← All Sections

LLM Experiments (2023-2024)

In late 2023 I put together a small public repo of scripts playing with OpenAI’s APIs when streaming for text and audio was still poorly documented. The code lives at github.com/ggoonnzzaallo/llm_experiments: three demos covering TTS streaming, vision-plus-narration on video, and chaining streamed chat output into streamed speech.

button.py: A minimal UI with a text box and a button. Whatever you type is sent to OpenAI’s text-to-speech endpoint. You can toggle streamed playback (audio starts before the full clip is generated) versus waiting for a complete file. I wrote it mainly to quantify how much latency streaming saves; the docs mentioned streaming but did not ship a working example, so this was my reference implementation.

narrator.ipynb: A notebook that takes an MP4 from disk and asks an OpenAI vision model to narrate what it sees, frame by frame.

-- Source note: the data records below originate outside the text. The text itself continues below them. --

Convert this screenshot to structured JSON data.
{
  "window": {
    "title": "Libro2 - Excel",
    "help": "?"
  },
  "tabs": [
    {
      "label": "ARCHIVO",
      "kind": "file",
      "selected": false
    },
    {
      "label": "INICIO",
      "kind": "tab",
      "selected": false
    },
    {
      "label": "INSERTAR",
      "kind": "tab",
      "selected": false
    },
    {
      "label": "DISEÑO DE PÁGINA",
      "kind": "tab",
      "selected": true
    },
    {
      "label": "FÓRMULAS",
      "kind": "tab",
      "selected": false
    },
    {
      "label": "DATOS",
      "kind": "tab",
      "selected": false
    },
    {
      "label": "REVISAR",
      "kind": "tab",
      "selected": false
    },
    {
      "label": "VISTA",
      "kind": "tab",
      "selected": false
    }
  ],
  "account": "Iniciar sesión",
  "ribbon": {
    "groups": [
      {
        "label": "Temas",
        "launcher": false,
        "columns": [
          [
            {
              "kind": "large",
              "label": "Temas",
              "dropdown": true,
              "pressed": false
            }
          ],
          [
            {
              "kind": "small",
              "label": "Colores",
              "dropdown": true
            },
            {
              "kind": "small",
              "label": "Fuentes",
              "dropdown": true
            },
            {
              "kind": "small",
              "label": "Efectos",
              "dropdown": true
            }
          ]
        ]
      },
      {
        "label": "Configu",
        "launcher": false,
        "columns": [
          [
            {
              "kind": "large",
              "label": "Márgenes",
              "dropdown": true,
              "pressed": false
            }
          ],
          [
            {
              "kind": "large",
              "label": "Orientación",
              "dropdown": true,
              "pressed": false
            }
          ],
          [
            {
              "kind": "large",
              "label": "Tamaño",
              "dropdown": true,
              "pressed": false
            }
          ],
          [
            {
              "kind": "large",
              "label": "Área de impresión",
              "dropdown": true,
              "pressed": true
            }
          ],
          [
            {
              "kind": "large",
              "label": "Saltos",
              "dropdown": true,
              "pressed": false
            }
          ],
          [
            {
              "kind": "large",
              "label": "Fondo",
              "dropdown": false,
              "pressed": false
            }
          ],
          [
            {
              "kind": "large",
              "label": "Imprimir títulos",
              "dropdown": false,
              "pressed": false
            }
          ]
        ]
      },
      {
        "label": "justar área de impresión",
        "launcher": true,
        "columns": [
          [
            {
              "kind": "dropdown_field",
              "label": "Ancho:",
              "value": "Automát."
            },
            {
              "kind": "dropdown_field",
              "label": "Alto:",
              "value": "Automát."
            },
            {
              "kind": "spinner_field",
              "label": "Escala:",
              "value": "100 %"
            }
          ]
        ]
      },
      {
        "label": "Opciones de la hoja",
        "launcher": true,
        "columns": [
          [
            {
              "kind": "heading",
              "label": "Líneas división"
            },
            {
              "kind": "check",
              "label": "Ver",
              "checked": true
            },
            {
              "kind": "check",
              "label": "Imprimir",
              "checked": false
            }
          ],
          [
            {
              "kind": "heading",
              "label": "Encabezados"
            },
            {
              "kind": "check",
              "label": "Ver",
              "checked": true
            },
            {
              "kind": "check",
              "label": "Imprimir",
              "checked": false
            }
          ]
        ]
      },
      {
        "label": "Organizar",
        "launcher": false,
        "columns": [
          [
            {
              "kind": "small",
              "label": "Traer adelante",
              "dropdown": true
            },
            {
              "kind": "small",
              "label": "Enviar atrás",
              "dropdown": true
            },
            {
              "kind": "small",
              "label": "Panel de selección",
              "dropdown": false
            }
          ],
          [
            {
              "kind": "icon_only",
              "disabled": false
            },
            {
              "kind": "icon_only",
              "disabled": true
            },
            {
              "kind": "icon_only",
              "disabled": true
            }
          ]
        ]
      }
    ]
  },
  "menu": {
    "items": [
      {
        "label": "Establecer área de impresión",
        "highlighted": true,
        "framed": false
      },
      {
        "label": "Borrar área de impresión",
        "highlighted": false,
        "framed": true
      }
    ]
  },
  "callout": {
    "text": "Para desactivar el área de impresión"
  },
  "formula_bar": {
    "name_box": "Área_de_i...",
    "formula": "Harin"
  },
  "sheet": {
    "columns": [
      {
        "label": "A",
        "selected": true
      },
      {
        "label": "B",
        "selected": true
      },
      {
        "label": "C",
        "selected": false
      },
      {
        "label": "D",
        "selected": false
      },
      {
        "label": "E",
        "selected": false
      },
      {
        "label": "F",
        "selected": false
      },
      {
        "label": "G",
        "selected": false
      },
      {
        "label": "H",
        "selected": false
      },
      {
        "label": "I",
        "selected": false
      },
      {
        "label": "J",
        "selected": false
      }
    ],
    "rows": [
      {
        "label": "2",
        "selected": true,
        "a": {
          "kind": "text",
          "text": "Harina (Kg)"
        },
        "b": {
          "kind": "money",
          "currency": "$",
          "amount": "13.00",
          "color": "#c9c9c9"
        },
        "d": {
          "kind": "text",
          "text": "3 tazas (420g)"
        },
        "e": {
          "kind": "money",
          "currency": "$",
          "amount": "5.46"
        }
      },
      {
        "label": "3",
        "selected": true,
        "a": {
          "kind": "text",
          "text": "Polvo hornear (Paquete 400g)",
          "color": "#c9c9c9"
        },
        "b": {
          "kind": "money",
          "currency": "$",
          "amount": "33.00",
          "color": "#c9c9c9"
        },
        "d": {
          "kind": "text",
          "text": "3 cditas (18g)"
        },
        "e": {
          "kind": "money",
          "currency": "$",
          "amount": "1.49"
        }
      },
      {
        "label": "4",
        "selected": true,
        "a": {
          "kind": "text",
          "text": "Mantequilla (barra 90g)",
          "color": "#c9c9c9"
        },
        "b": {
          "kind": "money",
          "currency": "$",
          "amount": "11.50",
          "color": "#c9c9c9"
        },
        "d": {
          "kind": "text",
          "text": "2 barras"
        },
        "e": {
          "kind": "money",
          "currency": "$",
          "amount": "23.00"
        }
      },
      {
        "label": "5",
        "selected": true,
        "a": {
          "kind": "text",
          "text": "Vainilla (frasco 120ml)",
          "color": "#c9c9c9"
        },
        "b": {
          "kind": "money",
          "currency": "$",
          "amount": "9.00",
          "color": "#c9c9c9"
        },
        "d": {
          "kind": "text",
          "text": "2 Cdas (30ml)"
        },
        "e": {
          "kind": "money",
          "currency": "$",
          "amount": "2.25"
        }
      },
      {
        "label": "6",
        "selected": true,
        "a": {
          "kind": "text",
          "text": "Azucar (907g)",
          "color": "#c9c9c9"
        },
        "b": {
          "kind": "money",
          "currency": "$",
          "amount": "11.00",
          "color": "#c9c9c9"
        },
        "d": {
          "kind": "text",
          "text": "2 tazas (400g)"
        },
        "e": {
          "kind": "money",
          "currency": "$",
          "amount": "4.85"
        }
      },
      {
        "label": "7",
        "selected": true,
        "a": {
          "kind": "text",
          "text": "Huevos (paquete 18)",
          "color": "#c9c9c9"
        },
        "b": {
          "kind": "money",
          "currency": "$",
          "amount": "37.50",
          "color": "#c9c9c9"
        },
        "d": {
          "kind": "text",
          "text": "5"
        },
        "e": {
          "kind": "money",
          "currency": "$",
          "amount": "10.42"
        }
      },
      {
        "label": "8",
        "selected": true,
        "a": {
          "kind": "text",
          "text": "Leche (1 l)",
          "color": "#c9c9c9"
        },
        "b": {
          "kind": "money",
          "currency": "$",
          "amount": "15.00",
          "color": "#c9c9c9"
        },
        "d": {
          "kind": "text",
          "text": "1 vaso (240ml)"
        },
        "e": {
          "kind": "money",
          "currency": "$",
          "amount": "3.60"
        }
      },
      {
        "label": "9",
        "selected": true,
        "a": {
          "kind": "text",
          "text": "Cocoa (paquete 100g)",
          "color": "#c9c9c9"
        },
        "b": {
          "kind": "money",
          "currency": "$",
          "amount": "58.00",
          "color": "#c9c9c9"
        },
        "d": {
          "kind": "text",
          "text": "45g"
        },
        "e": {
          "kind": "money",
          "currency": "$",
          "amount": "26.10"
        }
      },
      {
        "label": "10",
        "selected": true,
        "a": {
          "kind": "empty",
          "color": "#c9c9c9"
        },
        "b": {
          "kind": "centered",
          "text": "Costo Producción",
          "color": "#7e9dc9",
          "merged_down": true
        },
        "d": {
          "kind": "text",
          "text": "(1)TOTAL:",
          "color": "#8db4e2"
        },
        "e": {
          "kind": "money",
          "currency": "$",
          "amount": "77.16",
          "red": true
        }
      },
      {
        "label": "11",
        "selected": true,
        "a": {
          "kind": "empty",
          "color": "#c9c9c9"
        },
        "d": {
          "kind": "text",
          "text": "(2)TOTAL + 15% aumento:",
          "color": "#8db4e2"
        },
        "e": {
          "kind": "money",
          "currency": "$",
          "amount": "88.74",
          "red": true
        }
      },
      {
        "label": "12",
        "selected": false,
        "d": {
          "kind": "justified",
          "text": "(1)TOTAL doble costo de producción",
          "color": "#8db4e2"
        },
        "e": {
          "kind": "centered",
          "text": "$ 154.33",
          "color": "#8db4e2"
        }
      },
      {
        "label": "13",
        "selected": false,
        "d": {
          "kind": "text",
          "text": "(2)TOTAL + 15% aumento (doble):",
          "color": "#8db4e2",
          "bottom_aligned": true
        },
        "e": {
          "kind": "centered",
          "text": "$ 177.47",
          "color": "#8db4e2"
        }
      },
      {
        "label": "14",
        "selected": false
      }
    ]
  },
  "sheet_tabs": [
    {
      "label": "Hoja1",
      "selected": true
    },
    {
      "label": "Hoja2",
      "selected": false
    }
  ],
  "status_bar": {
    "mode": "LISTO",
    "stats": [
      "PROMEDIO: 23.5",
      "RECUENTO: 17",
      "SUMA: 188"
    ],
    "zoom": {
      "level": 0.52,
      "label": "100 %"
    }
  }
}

With a tuned system prompt it behaves like a rough sports-style commentator; the demo below is straight model output with no manual edits. Greg Brockman, OpenAI co-founder, retweeted it.

streamed_text_plus_streamed_audio.py: End-to-end low-latency speech from chat. The reply from GPT-3.5-Turbo is streamed live; I chunk the partial text on sentence boundaries and pipe each chunk to TTS, which is also streamed back so playback starts before the full utterance exists. That keeps time-to-first-audio roughly around a second even when the reply is long.